ABSTRACT

The emergence and evolution of curriculum standards in American education, especially, is tightly bound up with the education field’s relationship to rationalisation, professionalisation, and centralisation – a dynamic visible contemporaneously across many social and professional fields from the late nineteenth century to the present (Batlan, 2015). While Jal Mehta (2015) traces the valorisation of standardisation in education to the Progressive Era, specifically, the basic ideal that standards express – that there is a right way to conduct schooling, and that, because it is right, every school ought to follow the same blueprint – goes back to Horace Mann in the middle of the nineteenth century (Hlebowitsh, 2001).
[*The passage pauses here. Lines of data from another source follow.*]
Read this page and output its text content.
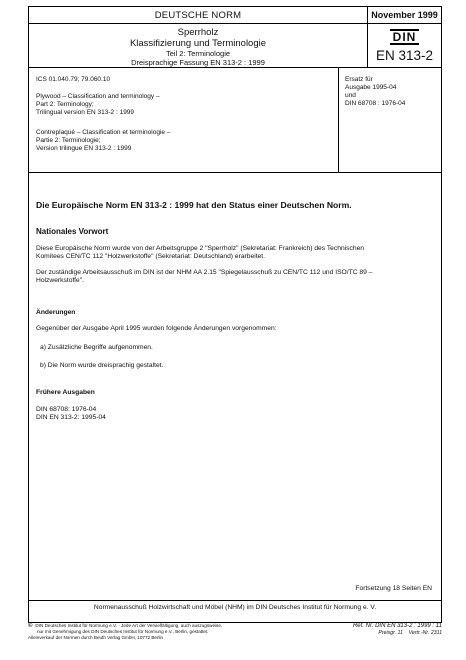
DEUTSCHE NORM	November 1999
Sperrholz
Klassifizierung und Terminologie
Teil 2: Terminologie
Dreisprachige Fassung EN 313-2 : 1999
DIN
EN 313-2
ICS 01.040.79; 79.060.10	Ersatz für
Ausgabe 1995-04
und
DIN 68708 : 1976-04
Plywood – Classification and terminology –
Part 2: Terminology;
Trilingual version EN 313-2 : 1999
Contreplaqué – Classification et terminologie –
Partie 2: Terminologie;
Version trilingue EN 313-2 : 1999
Die Europäische Norm EN 313-2 : 1999 hat den Status einer Deutschen Norm.
Nationales Vorwort
Diese Europäische Norm wurde von der Arbeitsgruppe 2 "Sperrholz" (Sekretariat: Frankreich) des Technischen
Komitees CEN/TC 112 "Holzwerkstoffe" (Sekretariat: Deutschland) erarbeitet.
Der zuständige Arbeitsausschuß im DIN ist der NHM AA 2.15 "Spiegelausschuß zu CEN/TC 112 und ISO/TC 89 –
Holzwerkstoffe".
Änderungen
Gegenüber der Ausgabe April 1995 wurden folgende Änderungen vorgenommen:
a) Zusätzliche Begriffe aufgenommen.
b) Die Norm wurde dreisprachig gestaltet.
Frühere Ausgaben
DIN 68708: 1976-04
DIN EN 313-2: 1995-04
Fortsetzung 18 Seiten EN
Normenausschuß Holzwirtschaft und Möbel (NHM) im DIN Deutsches Institut für Normung e. V.
© DIN Deutsches Institut für Normung e.V. · Jede Art der Vervielfältigung, auch auszugsweise,
nur mit Genehmigung des DIN Deutsches Institut für Normung e.V., Berlin, gestattet.
Alleinverkauf der Normen durch Beuth Verlag GmbH, 10772 Berlin
Ref. Nr. DIN EN 313-2 : 1999 : 11
Preisgr. 11 Vertr.-Nr. 2311
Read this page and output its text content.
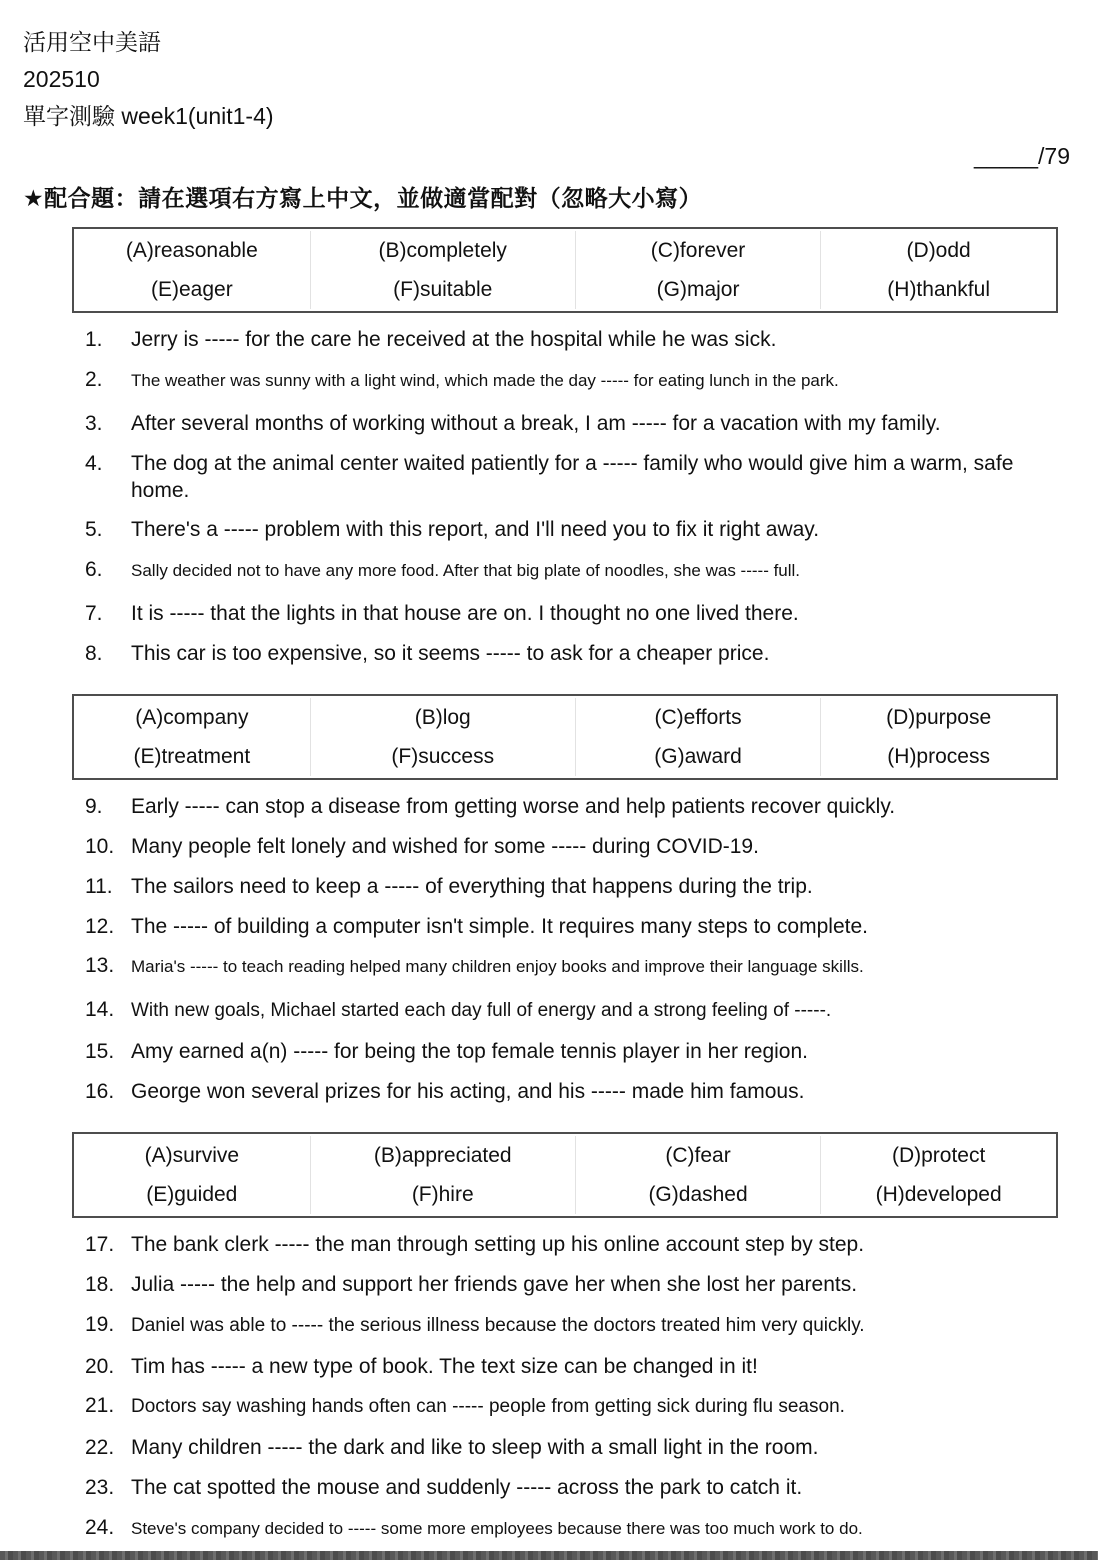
活用空中美語
202510
單字測驗 week1(unit1-4)
_____/79
★配合題：請在選項右方寫上中文，並做適當配對（忽略大小寫）
(A)reasonable	(B)completely	(C)forever	(D)odd
(E)eager	(F)suitable	(G)major	(H)thankful
1.	Jerry is ----- for the care he received at the hospital while he was sick.
2.	The weather was sunny with a light wind, which made the day ----- for eating lunch in the park.
3.	After several months of working without a break, I am ----- for a vacation with my family.
4.	The dog at the animal center waited patiently for a ----- family who would give him a warm, safe home.
5.	There's a ----- problem with this report, and I'll need you to fix it right away.
6.	Sally decided not to have any more food. After that big plate of noodles, she was ----- full.
7.	It is ----- that the lights in that house are on. I thought no one lived there.
8.	This car is too expensive, so it seems ----- to ask for a cheaper price.
(A)company	(B)log	(C)efforts	(D)purpose
(E)treatment	(F)success	(G)award	(H)process
9.	Early ----- can stop a disease from getting worse and help patients recover quickly.
10. Many people felt lonely and wished for some ----- during COVID-19.
11. The sailors need to keep a ----- of everything that happens during the trip.
12. The ----- of building a computer isn't simple. It requires many steps to complete.
13. Maria's ----- to teach reading helped many children enjoy books and improve their language skills.
14. With new goals, Michael started each day full of energy and a strong feeling of -----.
15. Amy earned a(n) ----- for being the top female tennis player in her region.
16. George won several prizes for his acting, and his ----- made him famous.
(A)survive	(B)appreciated	(C)fear	(D)protect
(E)guided	(F)hire	(G)dashed	(H)developed
17. The bank clerk ----- the man through setting up his online account step by step.
18. Julia ----- the help and support her friends gave her when she lost her parents.
19. Daniel was able to ----- the serious illness because the doctors treated him very quickly.
20. Tim has ----- a new type of book. The text size can be changed in it!
21. Doctors say washing hands often can ----- people from getting sick during flu season.
22. Many children ----- the dark and like to sleep with a small light in the room.
23. The cat spotted the mouse and suddenly ----- across the park to catch it.
24. Steve's company decided to ----- some more employees because there was too much work to do.
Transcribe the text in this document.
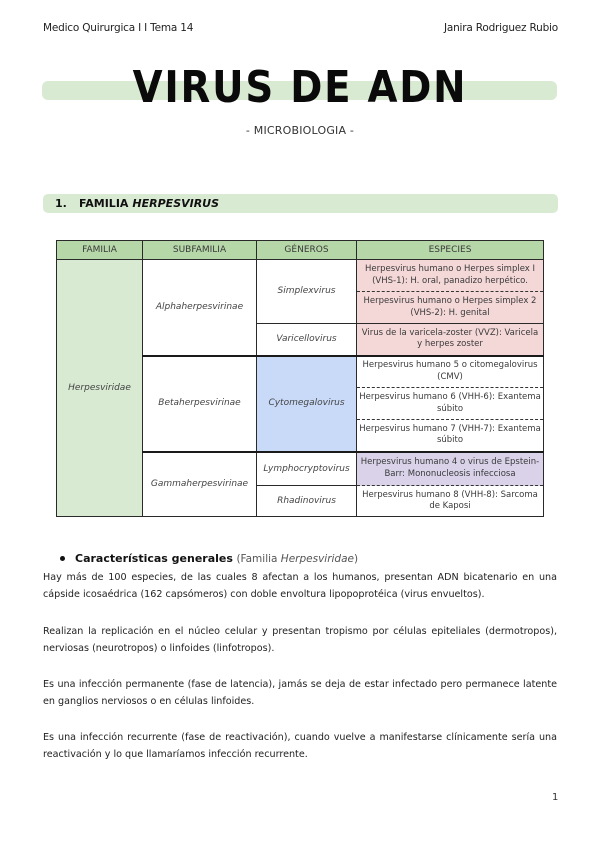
Medico Quirurgica I I Tema 14	Janira Rodriguez Rubio
VIRUS DE ADN
- MICROBIOLOGIA -
1.	FAMILIA HERPESVIRUS
FAMILIA	SUBFAMILIA	GÉNEROS	ESPECIES
Herpesviridae	Alphaherpesvirinae	Simplexvirus	Herpesvirus humano o Herpes simplex I (VHS-1): H. oral, panadizo herpético.
			Herpesvirus humano o Herpes simplex 2 (VHS-2): H. genital
		Varicellovirus	Virus de la varicela-zoster (VVZ): Varicela y herpes zoster
	Betaherpesvirinae	Cytomegalovirus	Herpesvirus humano 5 o citomegalovirus (CMV)
			Herpesvirus humano 6 (VHH-6): Exantema súbito
			Herpesvirus humano 7 (VHH-7): Exantema súbito
	Gammaherpesvirinae	Lymphocryptovirus	Herpesvirus humano 4 o virus de Epstein-Barr: Mononucleosis infecciosa
		Rhadinovirus	Herpesvirus humano 8 (VHH-8): Sarcoma de Kaposi
Características generales (Familia Herpesviridae)

Hay más de 100 especies, de las cuales 8 afectan a los humanos, presentan ADN bicatenario en una cápside icosaédrica (162 capsómeros) con doble envoltura lipopoprotéica (virus envueltos).

Realizan la replicación en el núcleo celular y presentan tropismo por células epiteliales (dermotropos), nerviosas (neurotropos) o linfoides (linfotropos).

Es una infección permanente (fase de latencia), jamás se deja de estar infectado pero permanece latente en ganglios nerviosos o en células linfoides.

Es una infección recurrente (fase de reactivación), cuando vuelve a manifestarse clínicamente sería una reactivación y lo que llamaríamos infección recurrente.

1
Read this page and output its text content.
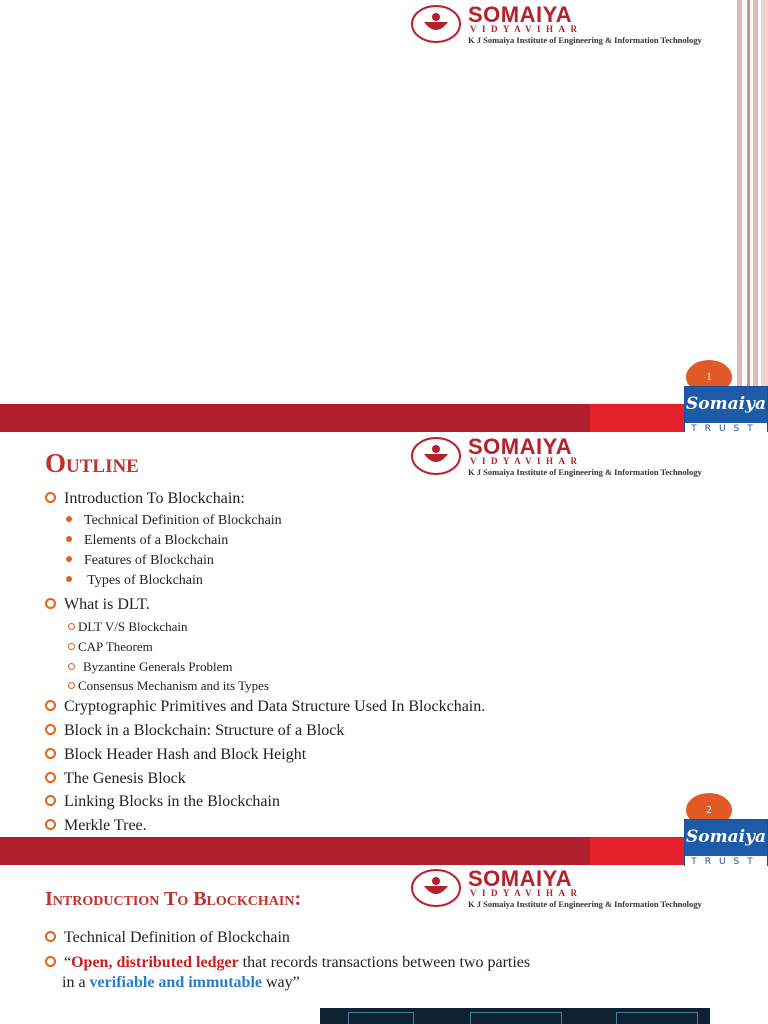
SOMAIYA
VIDYAVIHAR
K J Somaiya Institute of Engineering & Information Technology
1
Somaiya
TRUST
SOMAIYA
VIDYAVIHAR
K J Somaiya Institute of Engineering & Information Technology
Outline
Introduction To Blockchain:
Technical Definition of Blockchain
Elements of a Blockchain
Features of Blockchain
Types of Blockchain
What is DLT.
DLT V/S Blockchain
CAP Theorem
Byzantine Generals Problem
Consensus Mechanism and its Types
Cryptographic Primitives and Data Structure Used In Blockchain.
Block in a Blockchain: Structure of a Block
Block Header Hash and Block Height
The Genesis Block
Linking Blocks in the Blockchain
Merkle Tree.
2
Somaiya
TRUST
SOMAIYA
VIDYAVIHAR
K J Somaiya Institute of Engineering & Information Technology
Introduction To Blockchain:
Technical Definition of Blockchain
“Open, distributed ledger that records transactions between two parties
in a verifiable and immutable way”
But while curriculum standards’ history does point to the gravitational allure of a scientifically correct means of educating citizens for the future, standards have also made up the field on which the idea of ‘scientific correctness’ in education has been challenged. Various theorists and groups have used standards as a way of ensuring the inclusion of historically marginalised, as well as newly-emerging, sources, knowledge, and skills in our schools. The story of curriculum standards, therefore, is the story of the tense and shifting relationship between the state (and nation) and the local, between structure and spontaneity, between depth and breadth, and between exclusive focus and inclusive receptivity, all bound together by the need to educate our children well for present and future belonging within a democratic governance structure in an enormous and diverse country.